I used to work in the industry - just thought I'd give you a couple of pointers:

- RSA are known to be expensive and market themsleves as a broker focused insurer - i.e.they only want business from brokers - this can can mean that they are not necessarily as competitve as direct insurers becaus ethey don't have to .  Although sometimes bigger brokers can negotiate great deals - depends how much business you have with them.

- There are a lot of Agents such as AA, 123.ie etc.  that have huge contracts with different insurers that results in massive savings for the agents which they then pass on to their clients.  It wouldn't be unusal for a policy through an agent (not a broker) to be substantailly cheaper than a similar policy from the same insurer direct.

- Check carefully what both policies cover - sums insured, excess, accidental damage covers, all risks cover etc.You may find on the cheaper policy that there are a lot of add ons involved (to match your current cover) that will end up costing you.

Generally it can really pay to shop around in this area of the market.


----------



## Unregistered (8 Apr 2005)

Contents sum insured is generally calculated as a % of bulidings sum insured. Normally 25 - 30 %.  This can be excessive though.

Generally I would expect t to be around 30,000 - you may be surprised when you look around your house home much things actually cost.  remember carpets are considered contents - wooden floors can vary depending on your policy.

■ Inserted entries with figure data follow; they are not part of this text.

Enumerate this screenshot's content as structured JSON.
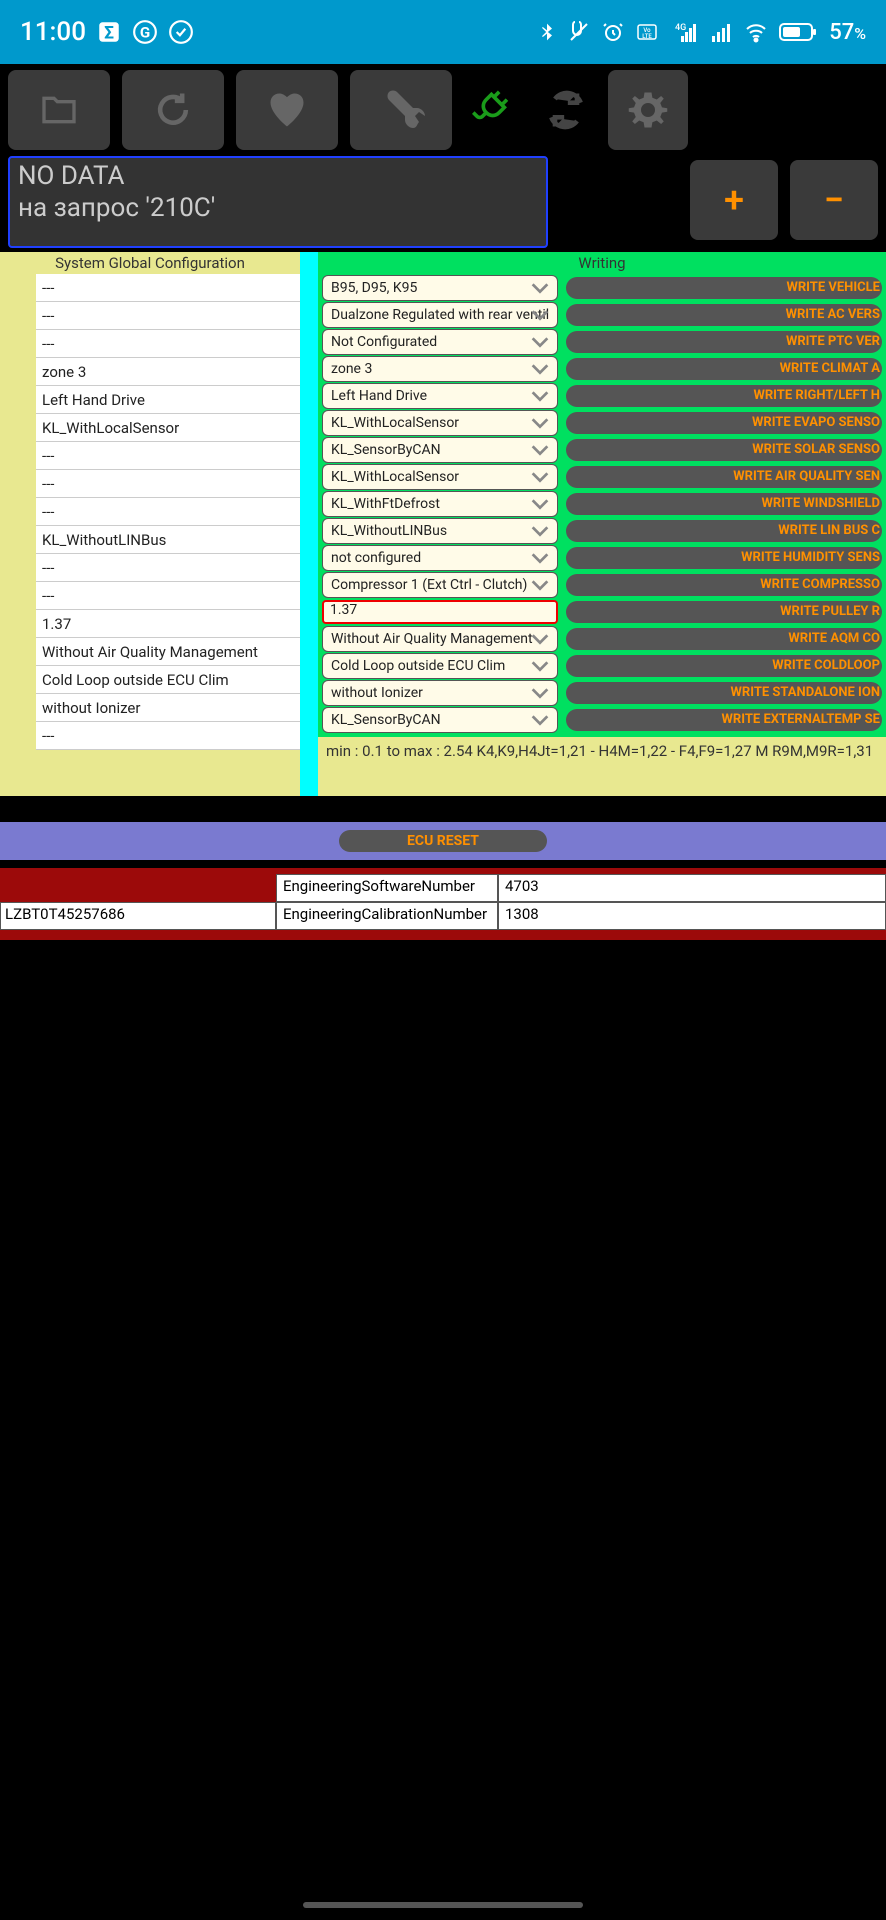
{
  "status": {
    "time": "11:00",
    "battery": "57",
    "pct": "%"
  },
  "message": {
    "line1": "NO DATA",
    "line2": "на запрос '210C'"
  },
  "pm": {
    "plus": "+",
    "minus": "−"
  },
  "left": {
    "header": "System Global Configuration",
    "rows": [
      "---",
      "---",
      "---",
      "zone 3",
      "Left Hand Drive",
      "KL_WithLocalSensor",
      "---",
      "---",
      "---",
      "KL_WithoutLINBus",
      "---",
      "---",
      "1.37",
      "Without Air Quality Management",
      "Cold Loop outside ECU Clim",
      "without Ionizer",
      "---"
    ]
  },
  "right": {
    "header": "Writing",
    "rows": [
      {
        "dd": "B95, D95, K95",
        "btn": "WRITE VEHICLE"
      },
      {
        "dd": "Dualzone Regulated with rear ventil",
        "btn": "WRITE AC VERS"
      },
      {
        "dd": "Not Configurated",
        "btn": "WRITE PTC VER"
      },
      {
        "dd": "zone 3",
        "btn": "WRITE CLIMAT A"
      },
      {
        "dd": "Left Hand Drive",
        "btn": "WRITE RIGHT/LEFT H"
      },
      {
        "dd": "KL_WithLocalSensor",
        "btn": "WRITE EVAPO SENSO"
      },
      {
        "dd": "KL_SensorByCAN",
        "btn": "WRITE SOLAR SENSO"
      },
      {
        "dd": "KL_WithLocalSensor",
        "btn": "WRITE AIR QUALITY SEN"
      },
      {
        "dd": "KL_WithFtDefrost",
        "btn": "WRITE WINDSHIELD"
      },
      {
        "dd": "KL_WithoutLINBus",
        "btn": "WRITE LIN BUS C"
      },
      {
        "dd": "not configured",
        "btn": "WRITE HUMIDITY SENS"
      },
      {
        "dd": "Compressor 1 (Ext Ctrl - Clutch)",
        "btn": "WRITE COMPRESSO"
      },
      {
        "dd": "1.37",
        "btn": "WRITE PULLEY R",
        "text": true
      },
      {
        "dd": "Without Air Quality Management",
        "btn": "WRITE AQM CO"
      },
      {
        "dd": "Cold Loop outside ECU Clim",
        "btn": "WRITE COLDLOOP"
      },
      {
        "dd": "without Ionizer",
        "btn": "WRITE STANDALONE ION"
      },
      {
        "dd": "KL_SensorByCAN",
        "btn": "WRITE EXTERNALTEMP SE"
      }
    ],
    "note": "min : 0.1 to max : 2.54     K4,K9,H4Jt=1,21 - H4M=1,22 - F4,F9=1,27     M R9M,M9R=1,31"
  },
  "ecu": {
    "label": "ECU RESET"
  },
  "red": {
    "vin": "LZBT0T45257686",
    "r1l": "EngineeringSoftwareNumber",
    "r1v": "4703",
    "r2l": "EngineeringCalibrationNumber",
    "r2v": "1308"
  }
}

If you really feel that your current sum insured is too high you can reduce but ensure you have adequate cover or you may suffer from an under insurance clause if you claim. (the % that you are underinsured will be deducted from any claims settlement).


----------



## Dowee (10 Apr 2005)

Thanks for that, it is 90,000 at present which seems crazy to me, have to get it adjusted, I have no doubt been paying for my lack of attention to it.


----------